The financial markets create opportunities for both investment and speculation. It helps to have a sense of whether one, both, or neither of these opportunities are present.

Our own discipline makes a distinction between “investment merit” and “speculative merit,” reflecting observable market conditions at any point in time. On the “investment” front, valuations are the primary determinant of market outcomes on a 10-12 year horizon, and of potential downside risk over the completion of any given market cycle. Over shorter segments of the cycle, however, market outcomes are much more dependent on psychological factors. The difference between an overvalued market that becomes more overvalued, and an overvalued market that crashes, has little to do with the level of valuation and everything to do with investor preferences toward risk-seeking or risk-aversion. Those preferences can be largely inferred from the uniformity or divergence of observable market internals across a wide range of securities and asset classes (when investors are inclined to speculate, they tend to be indiscriminate about it).

For us, those distinctions proved to be extraordinarily valuable over every complete cycle prior to the half-cycle since 2009. But it’s worth briefly discussing our difficulty in the half-cycle since 2009 too, because understanding it may help investors to avoid the mistake of ignoring the breathtaking level of market risk they face here and now (detailed below). Those familiar with this discussion are still encouraged to read the next two paragraphs, because understanding this narrative matters so much here.
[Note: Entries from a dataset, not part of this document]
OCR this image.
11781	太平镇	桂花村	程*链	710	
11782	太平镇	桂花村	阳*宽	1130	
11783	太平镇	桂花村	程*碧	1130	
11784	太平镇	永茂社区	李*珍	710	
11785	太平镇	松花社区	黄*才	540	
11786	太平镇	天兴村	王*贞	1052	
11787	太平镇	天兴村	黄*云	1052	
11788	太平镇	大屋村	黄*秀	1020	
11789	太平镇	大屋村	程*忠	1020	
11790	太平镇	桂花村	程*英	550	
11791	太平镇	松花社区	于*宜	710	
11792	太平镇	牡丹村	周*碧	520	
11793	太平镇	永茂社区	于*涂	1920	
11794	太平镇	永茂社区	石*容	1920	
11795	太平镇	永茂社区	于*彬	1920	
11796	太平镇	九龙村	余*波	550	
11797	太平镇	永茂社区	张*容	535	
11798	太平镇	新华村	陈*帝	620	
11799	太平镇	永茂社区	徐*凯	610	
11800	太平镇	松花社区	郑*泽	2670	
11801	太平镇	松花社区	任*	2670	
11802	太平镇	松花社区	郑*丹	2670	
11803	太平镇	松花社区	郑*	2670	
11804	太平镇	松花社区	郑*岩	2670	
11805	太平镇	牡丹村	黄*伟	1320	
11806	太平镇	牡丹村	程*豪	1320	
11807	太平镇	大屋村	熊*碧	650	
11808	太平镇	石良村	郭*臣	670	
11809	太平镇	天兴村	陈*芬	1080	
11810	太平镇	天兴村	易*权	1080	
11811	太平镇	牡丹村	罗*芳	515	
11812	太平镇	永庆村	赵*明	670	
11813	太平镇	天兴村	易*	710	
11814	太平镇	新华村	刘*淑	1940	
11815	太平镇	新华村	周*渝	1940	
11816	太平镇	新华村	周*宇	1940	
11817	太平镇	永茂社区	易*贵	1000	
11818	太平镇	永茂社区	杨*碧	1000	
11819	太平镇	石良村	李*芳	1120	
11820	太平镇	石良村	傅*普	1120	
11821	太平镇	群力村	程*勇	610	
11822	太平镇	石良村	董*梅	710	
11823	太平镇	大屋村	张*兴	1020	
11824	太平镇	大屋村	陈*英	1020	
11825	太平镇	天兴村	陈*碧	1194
For more detail, see A Better Lesson than "This Time is Different".

The problem in the period since 2009 was two-fold: First, the yield-seeking speculation encouraged by the Federal Reserve during the mortgage bubble led us to correctly anticipate the 2007-2009 collapse, but not the policy errors that ultimately brought the U.S. economy to the brink of another Depression. Policy makers ultimately papered over the problem by changing accounting rule FAS 157 in March 2009, and have since filled the hole in the banking system by depriving savers of interest, while encouraging even greater expansion of leveraged loans and low-grade covenant-lite debt. In hindsight, I made the error of insisting that our methods be robust to Depression-era data (though those efforts may prove valuable in future crises). In the interim, solving that “two data sets” problem led us to miss a recovery that neither our pre-2009 methods nor our current methods would have missed.

Second, the intentional encouragement of speculation by the Federal Reserve disrupted the historical tendency for extreme “overvalued, overbought, overbullish” syndromes to be closely followed by air-pockets, panics or crashes. Our reliance on those syndromes was our Achilles Heel. In the face of zero interest rates, one had to wait for market internals to deteriorate explicitly before adopting a hard negative outlook. We imposed that adaptation in 2014, which could have dramatically changed our experience in this period. Keep in mind that from the standpoint of compound returns, less than one-fifth of the S&P 500 total return in the half cycle since 2009 has been accrued since mid-2014.

[Geek’s Note: Given a cumulative gain of Y%, the proportion of the gain accounted for by X% is equal to ln(1+X)/ln(1+Y). So, for example, a 50% advance actually contributes half of a 125% cumulative gain, which should be clear from the fact that 1.5 x 1.5 = 2.25.]